Vielleicht also lässt sich vieles von dem, was gerade auf dem Umweg oder zum Schaden der Ukraine diskutiert wird, doch weniger mit der Geschichte erklären - und mehr damit, welche Erwartungen die Deutschen an Gegenwart und Zukunft haben: Wie wichtig also sind ihnen individuelle Freiheit und das Selbstbestimmungsrecht der Völker, und wie wichtig sind ihnen Sicherheit und Stabilität?

Demokratie in der Defensive

Anders gesagt: Lässt sich das deutsche Verständnis der russischen Politik nicht am besten damit erklären, dass der autoritäre Kapitalismus, wie er von Putin propagiert wird, eine sehr große Anziehungskraft hat? Und, weiter gefragt, ist die Defensive, in die hier die Demokratie gerät, nicht symptomatisch und ein Zeichen dafür, welche Konflikte noch auf uns zukommen?

Geht es in der Ukraine also um Fragen des Kalten Krieges - oder geht es um eine Auseinandersetzung, die zwei Formen von Kapitalismus betrifft: ein, mehr oder weniger, freiheitlicher Kapitalismus, der gerade von innen durch eigenes Versagen und von außen durch Ausnutzen dieser inneren Schwäche stark unter Druck steht, gegenüber einem Kapitalismus, der die Zügel der Demokratie schon ganz abgestreift hat.
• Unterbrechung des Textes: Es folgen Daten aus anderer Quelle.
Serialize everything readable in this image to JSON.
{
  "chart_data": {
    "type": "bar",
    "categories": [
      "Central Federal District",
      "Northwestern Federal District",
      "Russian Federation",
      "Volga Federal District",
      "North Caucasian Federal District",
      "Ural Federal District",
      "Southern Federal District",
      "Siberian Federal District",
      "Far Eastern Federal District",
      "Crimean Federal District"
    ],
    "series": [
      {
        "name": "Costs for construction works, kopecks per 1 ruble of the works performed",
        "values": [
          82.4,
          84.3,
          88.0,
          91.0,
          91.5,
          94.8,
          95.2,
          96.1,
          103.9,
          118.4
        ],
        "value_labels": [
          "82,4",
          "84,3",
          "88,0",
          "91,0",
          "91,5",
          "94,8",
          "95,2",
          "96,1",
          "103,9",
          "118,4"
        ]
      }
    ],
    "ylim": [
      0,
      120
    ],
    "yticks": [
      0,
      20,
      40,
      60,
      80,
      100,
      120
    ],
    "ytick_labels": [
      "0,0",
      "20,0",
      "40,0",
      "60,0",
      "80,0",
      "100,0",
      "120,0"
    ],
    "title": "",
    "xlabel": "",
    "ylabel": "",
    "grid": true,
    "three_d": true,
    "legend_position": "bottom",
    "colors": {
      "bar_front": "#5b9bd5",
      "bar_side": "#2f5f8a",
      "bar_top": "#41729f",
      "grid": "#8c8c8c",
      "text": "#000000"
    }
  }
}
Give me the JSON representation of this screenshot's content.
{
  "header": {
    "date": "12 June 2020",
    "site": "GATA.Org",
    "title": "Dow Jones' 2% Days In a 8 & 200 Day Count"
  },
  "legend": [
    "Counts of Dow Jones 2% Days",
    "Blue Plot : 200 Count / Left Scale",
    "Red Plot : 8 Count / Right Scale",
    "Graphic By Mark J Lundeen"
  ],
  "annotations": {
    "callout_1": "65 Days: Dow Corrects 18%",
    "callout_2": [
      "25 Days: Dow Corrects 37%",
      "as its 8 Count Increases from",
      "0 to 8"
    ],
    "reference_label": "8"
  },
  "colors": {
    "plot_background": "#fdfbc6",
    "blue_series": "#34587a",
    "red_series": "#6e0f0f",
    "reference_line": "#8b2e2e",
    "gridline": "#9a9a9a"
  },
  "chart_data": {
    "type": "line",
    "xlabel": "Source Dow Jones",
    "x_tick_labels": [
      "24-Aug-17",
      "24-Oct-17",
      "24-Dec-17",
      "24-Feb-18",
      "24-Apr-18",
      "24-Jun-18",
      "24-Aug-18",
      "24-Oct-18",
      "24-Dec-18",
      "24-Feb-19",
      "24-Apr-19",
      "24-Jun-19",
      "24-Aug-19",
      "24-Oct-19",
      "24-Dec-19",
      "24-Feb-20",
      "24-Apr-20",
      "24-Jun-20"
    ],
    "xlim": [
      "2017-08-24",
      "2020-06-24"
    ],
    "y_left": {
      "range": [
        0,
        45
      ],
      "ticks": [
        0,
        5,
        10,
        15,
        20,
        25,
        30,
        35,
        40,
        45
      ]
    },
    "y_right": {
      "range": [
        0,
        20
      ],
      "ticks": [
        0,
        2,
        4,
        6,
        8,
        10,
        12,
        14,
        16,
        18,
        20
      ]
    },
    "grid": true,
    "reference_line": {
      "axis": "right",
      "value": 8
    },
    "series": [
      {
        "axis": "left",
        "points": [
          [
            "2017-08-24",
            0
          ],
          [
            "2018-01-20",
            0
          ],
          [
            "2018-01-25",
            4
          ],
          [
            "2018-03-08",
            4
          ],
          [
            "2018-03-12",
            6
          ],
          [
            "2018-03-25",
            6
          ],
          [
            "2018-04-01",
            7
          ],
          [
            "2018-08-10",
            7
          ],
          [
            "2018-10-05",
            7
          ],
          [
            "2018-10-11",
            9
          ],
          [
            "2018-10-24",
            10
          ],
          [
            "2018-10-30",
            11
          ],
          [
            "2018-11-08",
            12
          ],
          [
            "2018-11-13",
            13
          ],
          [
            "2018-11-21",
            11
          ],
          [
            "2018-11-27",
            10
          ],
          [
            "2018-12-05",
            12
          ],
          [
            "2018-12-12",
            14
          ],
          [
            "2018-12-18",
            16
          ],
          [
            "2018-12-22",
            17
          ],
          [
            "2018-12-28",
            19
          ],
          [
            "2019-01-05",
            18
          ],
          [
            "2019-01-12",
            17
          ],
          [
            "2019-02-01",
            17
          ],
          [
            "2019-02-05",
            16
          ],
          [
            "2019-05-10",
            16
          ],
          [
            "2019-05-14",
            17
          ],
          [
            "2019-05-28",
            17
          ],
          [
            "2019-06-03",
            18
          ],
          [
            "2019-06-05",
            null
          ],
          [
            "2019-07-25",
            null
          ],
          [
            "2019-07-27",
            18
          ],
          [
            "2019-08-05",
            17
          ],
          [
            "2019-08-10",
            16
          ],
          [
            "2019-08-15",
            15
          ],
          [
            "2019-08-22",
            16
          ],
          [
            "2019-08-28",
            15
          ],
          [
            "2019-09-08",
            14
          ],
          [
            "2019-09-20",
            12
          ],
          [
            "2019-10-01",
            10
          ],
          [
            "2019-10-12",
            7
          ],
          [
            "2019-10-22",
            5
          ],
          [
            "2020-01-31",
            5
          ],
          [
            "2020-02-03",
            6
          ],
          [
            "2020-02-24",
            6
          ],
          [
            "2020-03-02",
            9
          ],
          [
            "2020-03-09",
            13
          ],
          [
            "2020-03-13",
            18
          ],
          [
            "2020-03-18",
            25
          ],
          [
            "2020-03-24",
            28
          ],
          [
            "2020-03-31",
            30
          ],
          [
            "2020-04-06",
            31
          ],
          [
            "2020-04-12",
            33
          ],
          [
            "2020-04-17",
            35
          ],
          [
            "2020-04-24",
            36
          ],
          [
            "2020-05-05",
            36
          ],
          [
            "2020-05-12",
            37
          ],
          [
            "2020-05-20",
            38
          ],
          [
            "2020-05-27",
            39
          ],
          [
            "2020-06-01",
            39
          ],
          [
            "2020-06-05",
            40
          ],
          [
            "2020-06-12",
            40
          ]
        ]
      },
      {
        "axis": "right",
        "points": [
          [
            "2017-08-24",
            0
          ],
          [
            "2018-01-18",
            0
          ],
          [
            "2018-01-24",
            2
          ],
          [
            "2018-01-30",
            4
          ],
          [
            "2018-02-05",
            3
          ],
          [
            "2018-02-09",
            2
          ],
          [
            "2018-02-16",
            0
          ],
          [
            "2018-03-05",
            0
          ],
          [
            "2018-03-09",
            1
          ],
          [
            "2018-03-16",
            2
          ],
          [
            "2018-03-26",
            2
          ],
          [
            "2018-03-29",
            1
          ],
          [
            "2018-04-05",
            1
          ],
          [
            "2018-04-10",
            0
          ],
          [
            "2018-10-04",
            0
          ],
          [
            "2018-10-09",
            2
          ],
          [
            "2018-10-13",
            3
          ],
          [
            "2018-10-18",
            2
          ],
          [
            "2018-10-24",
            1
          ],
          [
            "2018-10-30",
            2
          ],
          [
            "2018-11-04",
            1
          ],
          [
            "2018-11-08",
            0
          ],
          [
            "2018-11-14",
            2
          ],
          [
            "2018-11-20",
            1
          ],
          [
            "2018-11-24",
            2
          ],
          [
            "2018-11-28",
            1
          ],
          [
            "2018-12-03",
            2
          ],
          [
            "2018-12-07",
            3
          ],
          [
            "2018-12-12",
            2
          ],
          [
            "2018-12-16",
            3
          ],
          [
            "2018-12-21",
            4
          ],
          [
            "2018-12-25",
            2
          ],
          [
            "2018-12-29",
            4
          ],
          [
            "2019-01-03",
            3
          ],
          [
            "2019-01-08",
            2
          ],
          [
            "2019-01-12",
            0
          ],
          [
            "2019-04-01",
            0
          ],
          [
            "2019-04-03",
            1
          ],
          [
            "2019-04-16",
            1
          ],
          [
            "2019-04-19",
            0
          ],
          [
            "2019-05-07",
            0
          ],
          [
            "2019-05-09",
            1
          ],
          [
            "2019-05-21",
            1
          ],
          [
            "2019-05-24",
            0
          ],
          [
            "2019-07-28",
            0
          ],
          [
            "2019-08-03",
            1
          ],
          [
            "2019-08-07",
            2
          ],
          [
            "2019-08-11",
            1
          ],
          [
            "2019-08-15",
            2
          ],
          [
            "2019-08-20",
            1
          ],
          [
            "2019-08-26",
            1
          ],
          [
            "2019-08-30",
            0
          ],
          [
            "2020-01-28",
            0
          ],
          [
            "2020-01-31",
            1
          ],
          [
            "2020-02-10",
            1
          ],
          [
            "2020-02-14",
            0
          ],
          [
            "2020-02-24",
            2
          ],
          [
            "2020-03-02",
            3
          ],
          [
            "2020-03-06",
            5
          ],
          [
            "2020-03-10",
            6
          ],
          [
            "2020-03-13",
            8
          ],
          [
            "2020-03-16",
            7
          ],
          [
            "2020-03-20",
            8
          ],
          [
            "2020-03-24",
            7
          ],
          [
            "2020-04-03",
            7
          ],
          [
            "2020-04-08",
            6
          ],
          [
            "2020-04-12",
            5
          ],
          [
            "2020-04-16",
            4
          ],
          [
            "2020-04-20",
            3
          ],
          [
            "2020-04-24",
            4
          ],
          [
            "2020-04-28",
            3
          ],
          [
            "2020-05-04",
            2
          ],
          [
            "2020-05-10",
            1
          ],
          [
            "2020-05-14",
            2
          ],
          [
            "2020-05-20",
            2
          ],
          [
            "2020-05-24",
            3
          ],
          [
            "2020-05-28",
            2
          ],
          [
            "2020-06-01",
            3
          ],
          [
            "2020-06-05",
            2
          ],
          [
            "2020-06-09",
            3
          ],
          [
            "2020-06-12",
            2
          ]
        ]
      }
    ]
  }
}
Ist die Ukraine also nicht viel eher ein Schauplatz von Konflikten des 21. Jahrhunderts als von denen des 18., 19. und 20. Jahrhunderts? Schon vor Jahren hat der philosophische Zeitgeistmesser Slavoj Zizek darauf hingewiesen, dass der autoritäre Kapitalismus der Sieger der Wirtschafts- und Finanzkrise seit 2008 sei. Von China bis Singapur, von Russland bis zu einem von dem Hindu-Politiker Narendra Modi regierten Indien entwickelt ein von elementaren Freiheitsrechten entkoppelter Kapitalismus eine große Überzeugungskraft: Es könnte das Erfolgsmodell dieses Jahrhunderts sein.

Gleichheit - eine Anomalie des Kapitalismus

Der amerikanische Journalist George Packer hat in seinem Buch "The Unwinding", das demnächst auch auf Deutsch erscheint, beschrieben, wie sehr sich die USA schon zu einer Oligarchie hin entwickelt haben. Er hat auch beschrieben, dass die Zeit der an Gerechtigkeit und Partizipation orientierten Demokratie eine recht kurze Phase gewesen sein könnte, von Roosevelt bis Reagan in etwa - fünfzig Jahre, weniger die Regel als die Ausnahme, um eine Formulierung von Thomas Piketty zu verwenden, dem Kapitalismuskritiker der Stunde.

Piketty schildert in seiner jetzt schon klassischen Analyse "Le capital au XXIe siècle", wie das Kapital, wenn man es ungezügelt lässt, die Gesellschaft unvermeidlich zu immer mehr Ungleichheit hin verändert - Gleichheit ist eher eine Anomalie des Kapitalismus, die Mittelschicht eine Erfindung des 20. Jahrhunderts: Prinzipiell, so Piketty, sind alle Errungenschaften und Emanzipationsprozesse umkehrbar, nichts ist sicher. "Es ist eine gefährliche Illusion zu glauben", sagt er im SPIEGEL-Gespräch, "die Demokratie würde der wirtschaftlichen Entwicklung folgen."

Das ist die Situation: Der Westen wankt, der Kapitalismus entwickelt sich rückwärts, das macht Raum frei, in den andere stoßen, territorial oder ideell - darum geht es gerade in der Ukraine, damit erklärt sich auch die neue Sympathie vieler Deutscher für Russland; sie merken, wer aktuell der Stärkere ist, und passen sich dem an.